Publié le Mardi 6 janvier 2026 à 22h46.

Solidarité avec le peuple vénézuélien contre l’agression impérialiste !

 

Des bombardements, des tirs, au moins 80 morts, l’arrestation et l’enlèvement du dictateur Maduro et de son épouse... L’attaque militaire des États-Unis au Venezuela marque une nouvelle étape dans l’escalade impérialiste de Trump. Elle va avoir des conséquences dramatiques pour les peuples. Après le Venezuela, à qui le tour ? La Colombie, qui a dénoncé l’attaque ? Cuba, qui se dresse contre l’impérialisme américain depuis la révolution castriste en 1959 ? L’Iran, déjà attaqué en juin dernier ? La démocratie ne s’impose pas par les bombes – l’Irak ou la Libye en sont la preuve. Contre l’ingérence américaine, seule l’autodétermination des peuples peut ouvrir une issue émancipatrice.

Une intervention impérialiste assumée

Uruguay, Brésil, Argentine, Bolivie, Équateur, Guatemala, Salvador, Chili… presque tous les pays latino-américains ont été, dans un passé pas si lointain, victimes de coups d’État orchestrés par la CIA. Synonymes d’assassinats de militantEs politiques et de syndicalistes, de massacres, de disparitions, de tortures, de viols, d’enlèvements de nourrissons, il s’agissait alors d’interventions secrètes. 

En 2026, Trump assume ouvertement ses actions et ses motivations. Ce sont les forces armées américaines qui interviennent directement pour renverser Maduro. L’objectif affiché est le contrôle des immenses réserves pétrolières du pays, les plus importantes de la planète.

Ni la paix, ni la démocratie 

Il n’y a même plus d’alibi démocratique.

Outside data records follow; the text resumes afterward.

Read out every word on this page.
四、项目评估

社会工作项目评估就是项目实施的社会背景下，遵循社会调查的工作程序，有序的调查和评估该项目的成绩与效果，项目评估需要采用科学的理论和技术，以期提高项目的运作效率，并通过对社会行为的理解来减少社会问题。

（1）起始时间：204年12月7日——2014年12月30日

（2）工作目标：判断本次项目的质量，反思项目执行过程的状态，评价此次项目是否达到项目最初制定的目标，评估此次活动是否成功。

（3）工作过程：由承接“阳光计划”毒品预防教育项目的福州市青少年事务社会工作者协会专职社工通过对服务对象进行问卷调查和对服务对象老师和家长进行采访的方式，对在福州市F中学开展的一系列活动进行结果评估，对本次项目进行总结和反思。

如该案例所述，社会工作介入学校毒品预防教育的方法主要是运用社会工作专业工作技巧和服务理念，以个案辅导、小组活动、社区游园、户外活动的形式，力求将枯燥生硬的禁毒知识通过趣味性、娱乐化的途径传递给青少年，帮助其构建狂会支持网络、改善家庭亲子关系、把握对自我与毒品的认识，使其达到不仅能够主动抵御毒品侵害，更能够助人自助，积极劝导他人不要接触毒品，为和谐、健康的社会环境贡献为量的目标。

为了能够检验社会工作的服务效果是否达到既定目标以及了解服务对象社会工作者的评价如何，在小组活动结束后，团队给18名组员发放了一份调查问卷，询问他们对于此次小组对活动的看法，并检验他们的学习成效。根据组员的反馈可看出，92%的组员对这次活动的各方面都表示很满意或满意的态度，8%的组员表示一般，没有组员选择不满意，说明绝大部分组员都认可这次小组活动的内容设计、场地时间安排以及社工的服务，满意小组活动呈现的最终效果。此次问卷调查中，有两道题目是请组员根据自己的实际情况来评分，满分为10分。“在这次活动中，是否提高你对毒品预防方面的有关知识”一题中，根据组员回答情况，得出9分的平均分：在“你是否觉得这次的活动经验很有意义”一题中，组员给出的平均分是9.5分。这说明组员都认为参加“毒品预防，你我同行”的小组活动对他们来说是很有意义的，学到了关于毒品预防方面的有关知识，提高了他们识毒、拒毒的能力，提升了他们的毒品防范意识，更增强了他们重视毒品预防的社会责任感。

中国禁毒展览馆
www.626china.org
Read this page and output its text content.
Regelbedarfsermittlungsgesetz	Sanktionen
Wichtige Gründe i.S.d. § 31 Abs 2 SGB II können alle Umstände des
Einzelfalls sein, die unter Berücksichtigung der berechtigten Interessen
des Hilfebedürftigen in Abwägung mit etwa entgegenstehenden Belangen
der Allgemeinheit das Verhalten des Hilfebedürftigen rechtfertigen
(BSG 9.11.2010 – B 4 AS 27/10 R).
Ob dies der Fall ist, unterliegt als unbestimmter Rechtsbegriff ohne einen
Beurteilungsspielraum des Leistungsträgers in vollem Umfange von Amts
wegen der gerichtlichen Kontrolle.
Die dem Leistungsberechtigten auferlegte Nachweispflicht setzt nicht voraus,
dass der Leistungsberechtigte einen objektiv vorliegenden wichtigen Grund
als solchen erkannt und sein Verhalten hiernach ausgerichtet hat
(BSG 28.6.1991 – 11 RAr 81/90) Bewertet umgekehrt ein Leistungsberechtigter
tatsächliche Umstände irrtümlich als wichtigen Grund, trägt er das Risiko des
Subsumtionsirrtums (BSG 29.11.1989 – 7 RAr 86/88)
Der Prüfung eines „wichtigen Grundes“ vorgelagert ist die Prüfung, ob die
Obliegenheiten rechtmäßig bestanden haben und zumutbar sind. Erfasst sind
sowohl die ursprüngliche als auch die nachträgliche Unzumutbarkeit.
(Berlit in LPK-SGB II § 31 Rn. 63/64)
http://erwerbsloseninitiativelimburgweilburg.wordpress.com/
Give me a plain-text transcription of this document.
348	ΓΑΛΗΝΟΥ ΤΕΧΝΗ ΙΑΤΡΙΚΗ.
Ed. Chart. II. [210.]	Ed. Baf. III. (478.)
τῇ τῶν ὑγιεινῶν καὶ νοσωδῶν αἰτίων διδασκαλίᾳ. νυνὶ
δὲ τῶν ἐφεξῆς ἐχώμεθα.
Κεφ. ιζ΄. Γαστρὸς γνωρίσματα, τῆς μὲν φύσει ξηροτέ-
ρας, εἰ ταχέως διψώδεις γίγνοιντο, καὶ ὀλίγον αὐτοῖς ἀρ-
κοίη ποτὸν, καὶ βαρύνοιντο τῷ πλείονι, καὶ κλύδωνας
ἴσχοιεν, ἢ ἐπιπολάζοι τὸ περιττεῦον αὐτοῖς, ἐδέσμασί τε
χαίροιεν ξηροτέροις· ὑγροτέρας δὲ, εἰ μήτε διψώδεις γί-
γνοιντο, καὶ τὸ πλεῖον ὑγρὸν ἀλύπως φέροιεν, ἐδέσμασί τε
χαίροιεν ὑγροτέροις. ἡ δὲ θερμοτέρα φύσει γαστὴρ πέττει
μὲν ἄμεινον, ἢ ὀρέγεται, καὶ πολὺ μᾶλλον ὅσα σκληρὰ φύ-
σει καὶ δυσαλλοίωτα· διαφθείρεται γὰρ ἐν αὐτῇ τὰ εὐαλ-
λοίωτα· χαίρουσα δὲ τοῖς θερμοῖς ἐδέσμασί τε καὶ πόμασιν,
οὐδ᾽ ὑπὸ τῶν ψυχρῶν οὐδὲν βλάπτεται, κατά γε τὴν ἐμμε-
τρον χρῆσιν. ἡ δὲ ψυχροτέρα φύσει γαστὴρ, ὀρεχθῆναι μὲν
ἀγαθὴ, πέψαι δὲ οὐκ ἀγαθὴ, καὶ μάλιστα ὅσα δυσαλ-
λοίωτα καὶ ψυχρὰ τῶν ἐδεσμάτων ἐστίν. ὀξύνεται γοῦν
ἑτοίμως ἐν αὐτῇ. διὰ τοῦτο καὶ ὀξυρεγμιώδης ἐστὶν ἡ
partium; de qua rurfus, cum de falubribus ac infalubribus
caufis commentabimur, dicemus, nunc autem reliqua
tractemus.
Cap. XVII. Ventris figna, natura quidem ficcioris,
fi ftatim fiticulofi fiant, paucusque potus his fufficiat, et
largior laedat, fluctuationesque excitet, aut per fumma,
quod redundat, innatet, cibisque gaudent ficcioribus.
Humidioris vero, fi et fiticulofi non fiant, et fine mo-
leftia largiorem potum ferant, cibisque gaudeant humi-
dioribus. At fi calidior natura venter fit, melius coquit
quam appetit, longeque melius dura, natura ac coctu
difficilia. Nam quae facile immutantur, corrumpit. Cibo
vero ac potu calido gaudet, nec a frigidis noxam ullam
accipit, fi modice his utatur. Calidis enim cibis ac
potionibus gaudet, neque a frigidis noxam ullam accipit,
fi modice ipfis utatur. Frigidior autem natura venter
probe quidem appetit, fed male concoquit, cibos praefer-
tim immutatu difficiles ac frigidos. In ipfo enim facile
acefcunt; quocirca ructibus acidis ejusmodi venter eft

Trump estime que l’opposante d’extrême droite Maria Corina Machado, qui lui a pourtant dédié son prix Nobel de la paix, « ne bénéficie ni du soutien ni du respect au sein de son pays ». Il est donc prêt à laisser le régime en place, à condition que sa nouvelle dirigeante, Delcy Rodríguez, se soumette à ses exigences. Et celle-ci promet en effet l’ouverture du secteur pétrolier aux compagnies américaines, tout en renforçant le contrôle militaire sur la population.

Montée du fascisme

L’offensive impérialiste se combine avec une montée du fascisme dans la région, mais aussi aux États-Unis. Le soutien de Trump à Milei en Argentine, à Kast au Chili, à Bukele au Salvador, s’articule à une politique intérieure de plus en plus autoritaire, marquée par le non-respect flagrant des lois fédérales et par une répression croissante du mouvement social – en premier lieu de la solidarité avec la Palestine.

Solidarité avec le peuple vénézuélien

Les classes populaires du Venezuela ont déjà trop souffert des politiques répressives du régime Maduro et de la crise économique aggravée par les sanctions américaines. L’ingérence politique, économique et militaire directe des États-Unis ne fera qu’aggraver la situation. 

Le NPA-l’Anticapitaliste ne soutient pas le régime de Maduro, mais le peuple vénézuélien et son droit à l’autodétermination. C’est au peuple vénézuélien de décider s’il doit emprisonner ou non Maduro, et non au gouvernement américain.

Nous exigeons donc le retrait des troupes américaines du Venezuela et des Caraïbes, la levée des sanctions. L’attaque contre le Venezuela est une expression du nouvel impérialisme américain : elle annonce d’autres agressions.

Nous appelons à construire des cadres unitaires de solidarité avec le peuple vénézuélien, et plus largement contre les impérialismes.